Upon request from the Queensland Law Society, the team is delving into the inner workings of regional/rural/suburban sole, micro, small and medium sized law firms by releasing the Future Ready Survey.
The survey will focus on a wide range of factors influencing the profession, including COVID, technology, weather events and intergenerational impacts.
“Not everyone is aware of how important regional and small law firms are for our Queensland communities,” Professor Hart said.
“Our Queensland lawyers don’t just provide legal advice, they also play an important and vital role in our community, offering volunteer support to places such as hospitals, schools, sporting clubs, and rural fire services, as well as many social justice organisations.

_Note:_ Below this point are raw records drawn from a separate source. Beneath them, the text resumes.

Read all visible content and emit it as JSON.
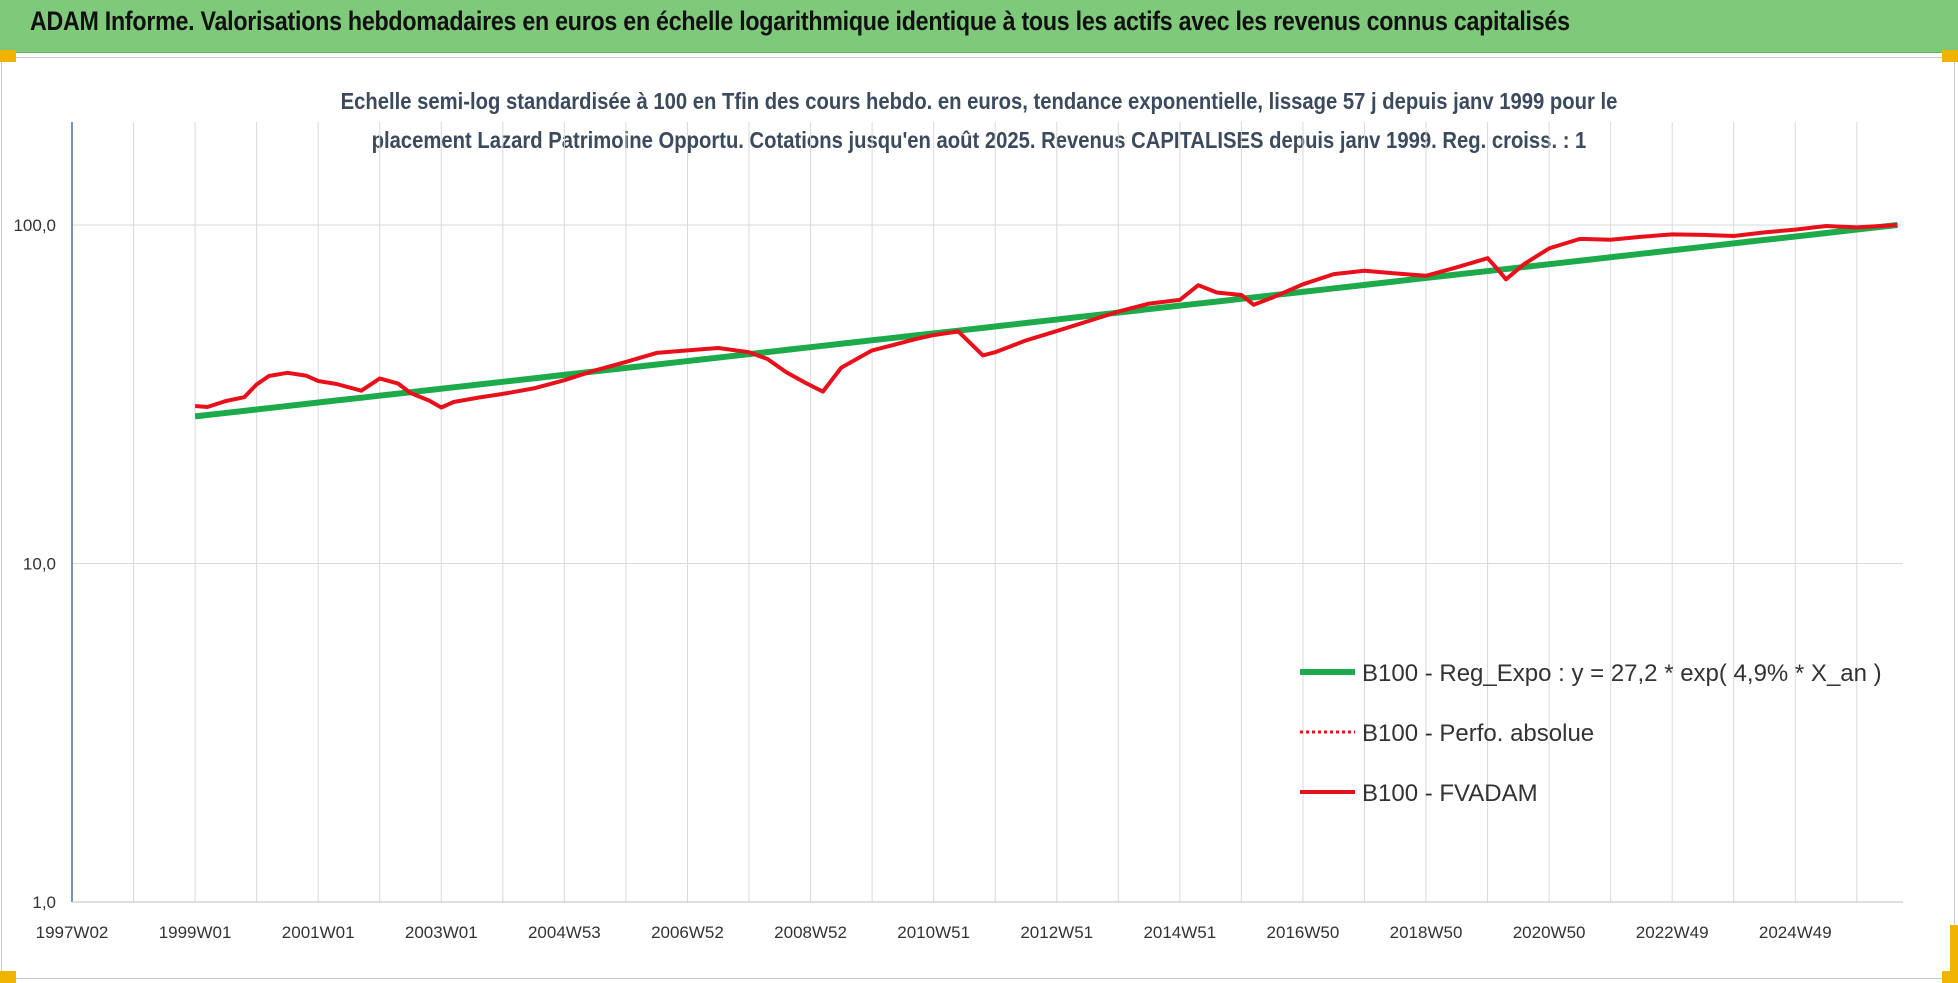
{
  "header": {
    "title": "ADAM Informe. Valorisations hebdomadaires en euros en échelle logarithmique identique à tous les actifs avec les revenus connus capitalisés"
  },
  "colors": {
    "banner": "#7fc97a",
    "trend": "#1daa4a",
    "perf": "#e8101a",
    "grid": "#d9d9d9"
  },
  "chart_data": {
    "type": "line",
    "title_line1": "Echelle semi-log standardisée à 100 en Tfin des cours hebdo. en euros, tendance exponentielle, lissage 57 j depuis janv 1999 pour le",
    "title_line2": "placement Lazard Patrimoine Opportu. Cotations jusqu'en août 2025. Revenus CAPITALISES depuis janv 1999. Reg. croiss. : 1",
    "y_scale": "log",
    "ylim": [
      1,
      200
    ],
    "y_ticks": [
      {
        "value": 100,
        "label": "100,0"
      },
      {
        "value": 10,
        "label": "10,0"
      },
      {
        "value": 1,
        "label": "1,0"
      }
    ],
    "xlim": [
      1997.0,
      2026.75
    ],
    "x_ticks": [
      {
        "value": 1997.0,
        "label": "1997W02"
      },
      {
        "value": 1999.0,
        "label": "1999W01"
      },
      {
        "value": 2001.0,
        "label": "2001W01"
      },
      {
        "value": 2003.0,
        "label": "2003W01"
      },
      {
        "value": 2005.0,
        "label": "2004W53"
      },
      {
        "value": 2007.0,
        "label": "2006W52"
      },
      {
        "value": 2009.0,
        "label": "2008W52"
      },
      {
        "value": 2011.0,
        "label": "2010W51"
      },
      {
        "value": 2013.0,
        "label": "2012W51"
      },
      {
        "value": 2015.0,
        "label": "2014W51"
      },
      {
        "value": 2017.0,
        "label": "2016W50"
      },
      {
        "value": 2019.0,
        "label": "2018W50"
      },
      {
        "value": 2021.0,
        "label": "2020W50"
      },
      {
        "value": 2023.0,
        "label": "2022W49"
      },
      {
        "value": 2025.0,
        "label": "2024W49"
      }
    ],
    "legend_position": "bottom-right",
    "grid": "vertical and horizontal",
    "series": [
      {
        "name": "B100 - Reg_Expo : y = 27,2 * exp( 4,9% *  X_an )",
        "style": "solid-green",
        "x": [
          1999.0,
          2026.66
        ],
        "y": [
          27.2,
          100.0
        ]
      },
      {
        "name": "B100 - Perfo. absolue",
        "style": "dotted-red",
        "x": [],
        "y": []
      },
      {
        "name": "B100 - FVADAM",
        "style": "solid-red",
        "x": [
          1999.0,
          1999.2,
          1999.5,
          1999.8,
          2000.0,
          2000.2,
          2000.5,
          2000.8,
          2001.0,
          2001.3,
          2001.7,
          2002.0,
          2002.3,
          2002.5,
          2002.8,
          2003.0,
          2003.2,
          2003.6,
          2004.0,
          2004.5,
          2005.0,
          2005.5,
          2006.0,
          2006.5,
          2007.0,
          2007.5,
          2008.0,
          2008.3,
          2008.6,
          2008.9,
          2009.2,
          2009.5,
          2010.0,
          2010.3,
          2010.7,
          2011.0,
          2011.4,
          2011.8,
          2012.0,
          2012.5,
          2013.0,
          2013.5,
          2014.0,
          2014.5,
          2015.0,
          2015.3,
          2015.6,
          2016.0,
          2016.2,
          2016.5,
          2017.0,
          2017.5,
          2018.0,
          2018.6,
          2019.0,
          2019.5,
          2020.0,
          2020.15,
          2020.3,
          2020.6,
          2021.0,
          2021.5,
          2022.0,
          2022.5,
          2023.0,
          2023.5,
          2024.0,
          2024.5,
          2025.0,
          2025.5,
          2026.0,
          2026.66
        ],
        "y": [
          29.2,
          29.0,
          30.2,
          31.0,
          33.8,
          35.8,
          36.6,
          35.9,
          34.6,
          33.9,
          32.4,
          35.2,
          34.0,
          31.9,
          30.3,
          28.9,
          30.0,
          30.9,
          31.7,
          32.9,
          34.8,
          37.2,
          39.4,
          41.9,
          42.6,
          43.3,
          42.1,
          40.2,
          36.8,
          34.3,
          32.2,
          37.9,
          42.6,
          44.0,
          46.0,
          47.3,
          48.5,
          41.2,
          42.1,
          45.6,
          48.6,
          51.9,
          55.5,
          58.6,
          60.1,
          66.4,
          63.2,
          62.1,
          58.1,
          61.0,
          66.8,
          71.6,
          73.3,
          71.7,
          70.8,
          75.0,
          79.8,
          74.5,
          69.1,
          76.8,
          85.3,
          91.0,
          90.5,
          92.3,
          93.8,
          93.5,
          92.8,
          95.1,
          96.9,
          99.3,
          98.4,
          100.0
        ]
      }
    ]
  }
}
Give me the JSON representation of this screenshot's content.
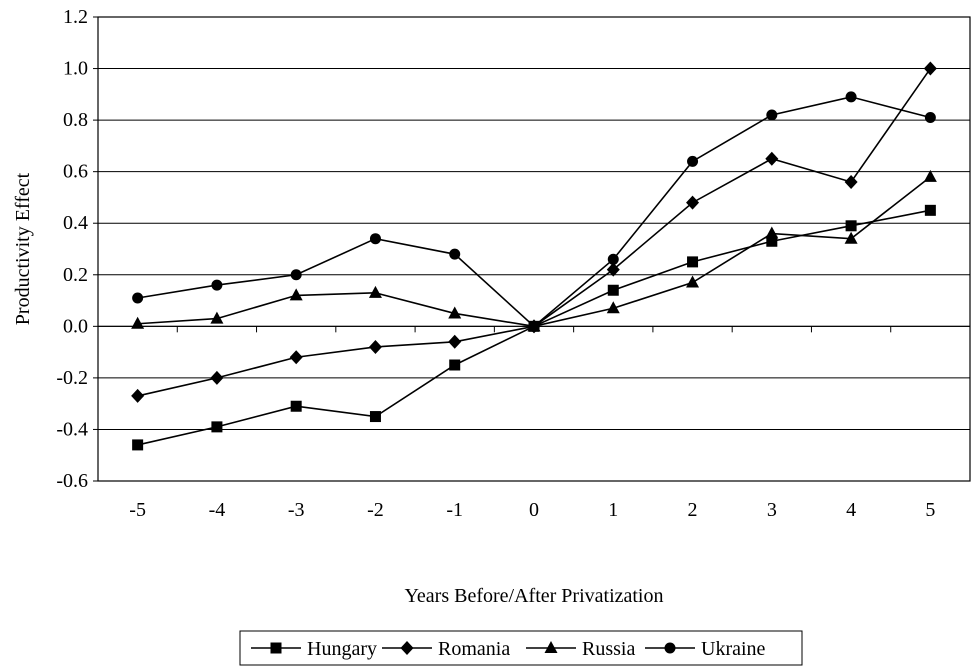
{
  "chart_data": {
    "type": "line",
    "title": "",
    "xlabel": "Years Before/After Privatization",
    "ylabel": "Productivity Effect",
    "x": [
      -5,
      -4,
      -3,
      -2,
      -1,
      0,
      1,
      2,
      3,
      4,
      5
    ],
    "x_tick_labels": [
      "-5",
      "-4",
      "-3",
      "-2",
      "-1",
      "0",
      "1",
      "2",
      "3",
      "4",
      "5"
    ],
    "ylim": [
      -0.6,
      1.2
    ],
    "y_tick_labels": [
      "-0.6",
      "-0.4",
      "-0.2",
      "0.0",
      "0.2",
      "0.4",
      "0.6",
      "0.8",
      "1.0",
      "1.2"
    ],
    "grid": "horizontal",
    "legend_position": "bottom",
    "series": [
      {
        "name": "Hungary",
        "marker": "square",
        "values": [
          -0.46,
          -0.39,
          -0.31,
          -0.35,
          -0.15,
          0.0,
          0.14,
          0.25,
          0.33,
          0.39,
          0.45
        ]
      },
      {
        "name": "Romania",
        "marker": "diamond",
        "values": [
          -0.27,
          -0.2,
          -0.12,
          -0.08,
          -0.06,
          0.0,
          0.22,
          0.48,
          0.65,
          0.56,
          1.0
        ]
      },
      {
        "name": "Russia",
        "marker": "triangle",
        "values": [
          0.01,
          0.03,
          0.12,
          0.13,
          0.05,
          0.0,
          0.07,
          0.17,
          0.36,
          0.34,
          0.58
        ]
      },
      {
        "name": "Ukraine",
        "marker": "circle",
        "values": [
          0.11,
          0.16,
          0.2,
          0.34,
          0.28,
          0.0,
          0.26,
          0.64,
          0.82,
          0.89,
          0.81
        ]
      }
    ]
  }
}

“They are at the heart of our local communities, so it’s essential that we get involved in working with them to find out what they need to carry out this pivotal role so that they can prosper now and into the future.”
Professor Hart said the University of Southern Queensland’s School of Law and Justice has been researching regional and small law firms for over a decade.
“We understand the demands upon lawyers working in this environment,” she said.
“After a hectic schedule of taking care of clients, there’s rarely much time left over for anticipating what new challenges are on the horizon.
“In recent times, we’ve all realised that none of us can anticipate these challenges.
“And this is where the university can be most useful to the Queensland legal profession – to engage with lawyers and to carry out the research to work out what resources are needed and to get those resources out into the profession.”
“We want to hear from as many Queensland lawyers as possible – especially if you’re working as a sole practitioner, or in a small or medium law firm, or in a community legal centre,” Professor Hart said.
“We particularly need to hear from as many regional, rural and remote lawyers as possible, so that we can get a real sense of how challenges are being experienced, and what support and resources are needed.
“All the research we carry out is confidential and de-identified and bound by national standards.”
Professor Hart added the survey takes around 25 to complete.
“Yes, it is quite a detailed survey, but it is about finding out directly from you – the lawyer – about the challenges and barriers, as well as things that have worked for you. And that takes time.”